Tens a certeza do que estás a dizer? A habitação no porto é de excelentes preços tendo em conta que estamos num centro de cidade, caso sejemos jovens podemos concorrer a bolsas do estado para financiar a renda de cada mes e com isso poderemos ter casas a 100€ por mes. Na rua das Flores mora imensa gente e cada vez mais lá mora gente, essa da uma familia não sei onde foste buscar...

E concordo contigo que devem haver espaços com arborização, sombras, etc, o contrário disso é a praça D.Joao I que ficou uma autentica bosta.
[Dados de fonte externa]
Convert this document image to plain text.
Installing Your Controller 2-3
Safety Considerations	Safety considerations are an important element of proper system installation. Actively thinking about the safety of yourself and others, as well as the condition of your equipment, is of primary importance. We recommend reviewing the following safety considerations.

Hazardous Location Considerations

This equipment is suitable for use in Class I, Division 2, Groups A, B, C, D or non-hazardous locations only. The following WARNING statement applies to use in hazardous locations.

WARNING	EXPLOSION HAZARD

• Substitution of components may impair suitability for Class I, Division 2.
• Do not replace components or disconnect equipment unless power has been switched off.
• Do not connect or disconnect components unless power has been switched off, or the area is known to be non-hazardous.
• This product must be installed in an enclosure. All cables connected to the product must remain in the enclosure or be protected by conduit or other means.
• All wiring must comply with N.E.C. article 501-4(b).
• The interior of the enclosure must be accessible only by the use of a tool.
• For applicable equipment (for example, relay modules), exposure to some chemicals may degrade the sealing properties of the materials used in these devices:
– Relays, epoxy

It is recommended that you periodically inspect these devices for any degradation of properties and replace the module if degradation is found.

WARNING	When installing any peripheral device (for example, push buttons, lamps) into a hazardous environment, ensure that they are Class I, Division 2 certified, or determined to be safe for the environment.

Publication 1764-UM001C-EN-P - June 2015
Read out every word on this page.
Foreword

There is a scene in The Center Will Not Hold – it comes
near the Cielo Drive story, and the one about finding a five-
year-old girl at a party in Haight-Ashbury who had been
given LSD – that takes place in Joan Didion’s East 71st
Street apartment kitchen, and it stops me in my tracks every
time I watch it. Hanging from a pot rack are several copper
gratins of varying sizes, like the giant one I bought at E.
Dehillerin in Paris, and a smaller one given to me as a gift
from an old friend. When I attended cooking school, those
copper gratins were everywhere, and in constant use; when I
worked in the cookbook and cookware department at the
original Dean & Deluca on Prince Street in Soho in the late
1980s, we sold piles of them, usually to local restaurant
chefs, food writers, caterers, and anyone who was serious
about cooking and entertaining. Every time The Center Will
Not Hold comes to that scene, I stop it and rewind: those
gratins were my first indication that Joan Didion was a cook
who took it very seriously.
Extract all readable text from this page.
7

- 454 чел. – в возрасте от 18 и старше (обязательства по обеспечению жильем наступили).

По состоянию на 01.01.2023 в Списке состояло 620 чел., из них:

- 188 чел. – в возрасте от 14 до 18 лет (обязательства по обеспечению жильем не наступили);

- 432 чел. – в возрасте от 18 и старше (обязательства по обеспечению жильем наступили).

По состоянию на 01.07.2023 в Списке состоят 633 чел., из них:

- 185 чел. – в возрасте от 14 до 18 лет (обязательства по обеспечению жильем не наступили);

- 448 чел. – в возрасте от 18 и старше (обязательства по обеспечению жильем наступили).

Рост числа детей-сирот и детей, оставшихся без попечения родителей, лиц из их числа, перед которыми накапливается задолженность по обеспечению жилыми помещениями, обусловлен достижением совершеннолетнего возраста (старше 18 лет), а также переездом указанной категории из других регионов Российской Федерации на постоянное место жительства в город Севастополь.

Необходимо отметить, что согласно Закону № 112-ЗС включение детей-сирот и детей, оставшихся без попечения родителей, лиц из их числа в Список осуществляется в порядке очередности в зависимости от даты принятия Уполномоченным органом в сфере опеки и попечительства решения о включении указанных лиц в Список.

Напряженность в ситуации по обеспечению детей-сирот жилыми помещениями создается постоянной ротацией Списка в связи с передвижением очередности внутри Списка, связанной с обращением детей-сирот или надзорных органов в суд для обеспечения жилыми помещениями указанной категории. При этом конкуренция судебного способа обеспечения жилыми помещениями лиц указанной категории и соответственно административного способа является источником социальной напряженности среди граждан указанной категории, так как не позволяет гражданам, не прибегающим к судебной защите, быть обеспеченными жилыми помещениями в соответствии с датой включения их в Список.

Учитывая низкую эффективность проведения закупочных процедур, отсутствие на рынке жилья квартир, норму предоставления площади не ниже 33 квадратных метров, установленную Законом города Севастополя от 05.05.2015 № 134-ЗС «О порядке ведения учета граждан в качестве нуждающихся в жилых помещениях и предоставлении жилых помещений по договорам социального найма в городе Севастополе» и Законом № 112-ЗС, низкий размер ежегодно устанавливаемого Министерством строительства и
Agora nos aliados o pensamento dos arquitectos é mesmo esse, de criar espaços de estar com sombra, apenas falta que as árvores cresçam... Mas temos de dar tempo ao tempo. Para mim o problema nem é tanto esse, se fizermos um trajecto desde a praça de Soares dos Reis até à Batalha, o único sítio ajardinado que existe a meio do trajecto é o jardim de S. Lázaro que por sua vez está muito mal cuidado. Ora nao há nem espaços de repouso nem espaços de estar entre estes dois pontos. Aqui claramente há uma deficiencia em espaços verdes. Então se formos a aplicar as regras urbanisticas para o coeficiente de m2 de espaço verde por habitante, nem vale a pena fazer.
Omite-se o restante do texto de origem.